Moira hadn’t seen him, and Bourne couldn’t call out to her because in this maelstrom of people his voice wouldn’t carry. Blocked in his forward motion, he edged his way back to the periphery, moving to his left in order to circle around to her. He tried her cell again, but she either couldn’t hear it or wasn’t answering.
It was as he was disengaging the line that he saw the NSA agents. They were moving in concert toward the center of the crowd, and he could only assume that there were others in a tightening circle within which they meant to trap him. They hadn’t spotted him yet, but Moira was close to one of the pair in Bourne’s view. There was no way to get to her without them spotting him. Nevertheless, he continued to circle through the fringes of the crowd, which had grown so large that many of the young people were shoving one another as they shouted their slogans.
Bourne pushed on, although it seemed to him at a slower and slower pace, as if he were in a dream where the laws of physics were nonexistent. He needed to get to Moira without the agents seeing him; it was dangerous for her to be looking for him with NSA infiltrating the crowd. Far better for him to get to her first so he could control both their movements.
Finally, as he neared the NSA agents, he could see the reason for the sudden rancor of the crowd. The shoving was being precipitated by a large group of skinheads, some wielding brass knuckles or baseball bats. They had swastikas tattooed on their bulging arms, and when they began to swing at the chanting university students, Bourne made a run for Moira. But as he lunged for her, one of the agents elbowed a skinhead aside and, as he did so, caught a glimpse of Bourne. He whirled, his lips moving as he spoke urgently into the earpiece with which he was wirelessly connected with the other members of what Bourne assumed was an execution team.

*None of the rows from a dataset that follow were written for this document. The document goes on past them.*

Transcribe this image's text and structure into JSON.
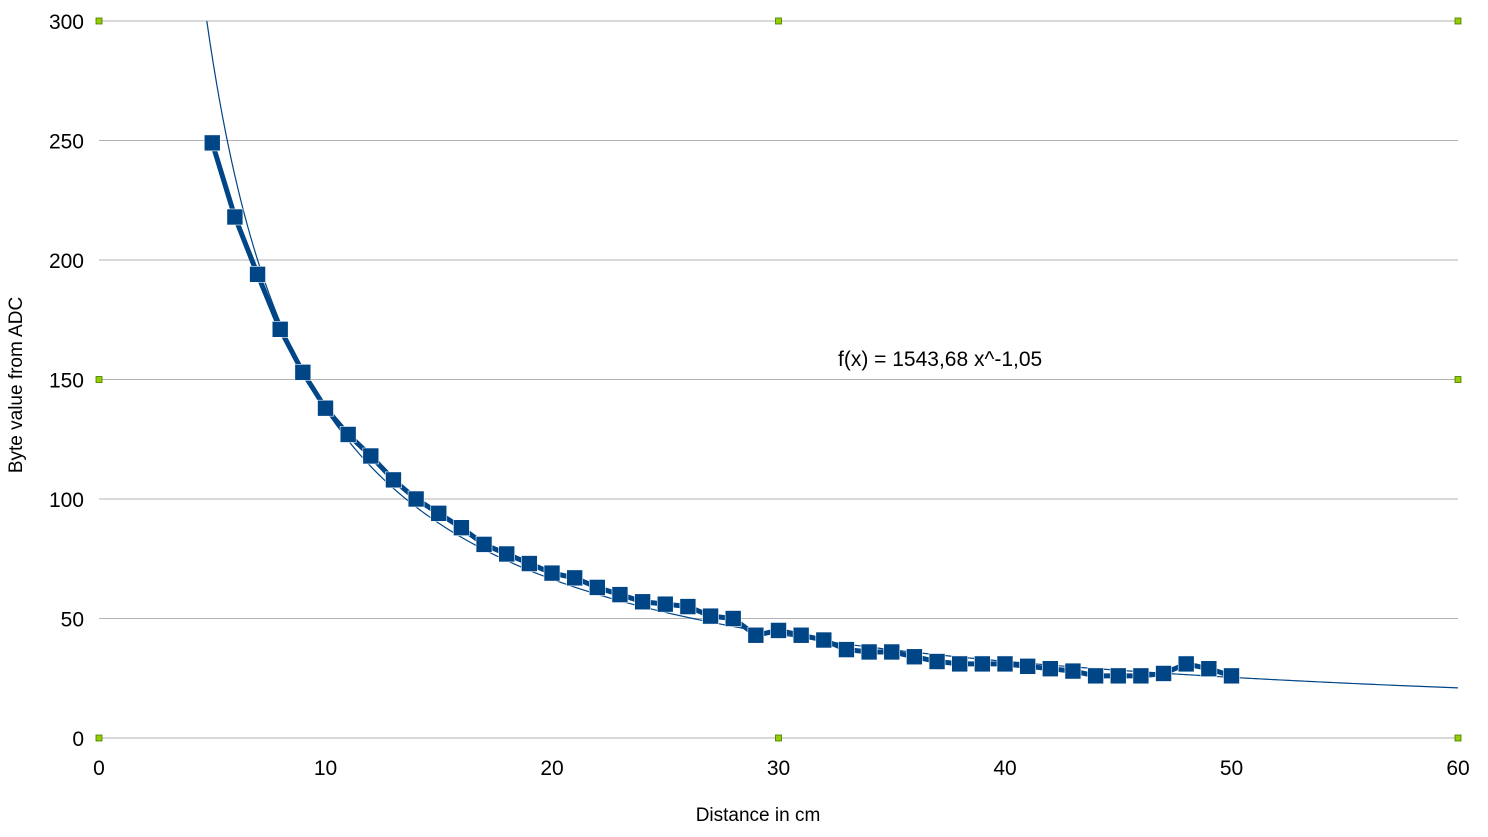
{
  "chart_data": {
    "type": "line",
    "title": "",
    "xlabel": "Distance in cm",
    "ylabel": "Byte value from ADC",
    "xlim": [
      0,
      60
    ],
    "ylim": [
      0,
      300
    ],
    "xticks": [
      0,
      10,
      20,
      30,
      40,
      50,
      60
    ],
    "yticks": [
      0,
      50,
      100,
      150,
      200,
      250,
      300
    ],
    "grid": "horizontal",
    "annotation": "f(x) = 1543,68 x^-1,05",
    "colors": {
      "series": "#004586",
      "trendline": "#004586",
      "grid": "#b3b3b3",
      "handles": "#99cc00"
    },
    "series": [
      {
        "x": [
          5,
          6,
          7,
          8,
          9,
          10,
          11,
          12,
          13,
          14,
          15,
          16,
          17,
          18,
          19,
          20,
          21,
          22,
          23,
          24,
          25,
          26,
          27,
          28,
          29,
          30,
          31,
          32,
          33,
          34,
          35,
          36,
          37,
          38,
          39,
          40,
          41,
          42,
          43,
          44,
          45,
          46,
          47,
          48,
          49,
          50
        ],
        "values": [
          249,
          218,
          194,
          171,
          153,
          138,
          127,
          118,
          108,
          100,
          94,
          88,
          81,
          77,
          73,
          69,
          67,
          63,
          60,
          57,
          56,
          55,
          51,
          50,
          43,
          45,
          43,
          41,
          37,
          36,
          36,
          34,
          32,
          31,
          31,
          31,
          30,
          29,
          28,
          26,
          26,
          26,
          27,
          31,
          29,
          26
        ]
      }
    ],
    "trendline": {
      "type": "power",
      "coefficient": 1543.68,
      "exponent": -1.05
    }
  }
}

He grabbed Moira, but the agent had hold of him, and he began to jerk Bourne back toward him, as if to detain him long enough for the other members of the team to reach them. Bourne struck him flush on the chin with the heel of his hand. The agent’s head snapped back, and he collapsed into a group of skinheads, who thought he was attacking them and started beating him.
“Jason, what the hell happened to you?” Moira said as she and Bourne turned, making their way through the throng. “Where’s Soraya?”
“She was never here,” Bourne said. “This is another NSA trap.”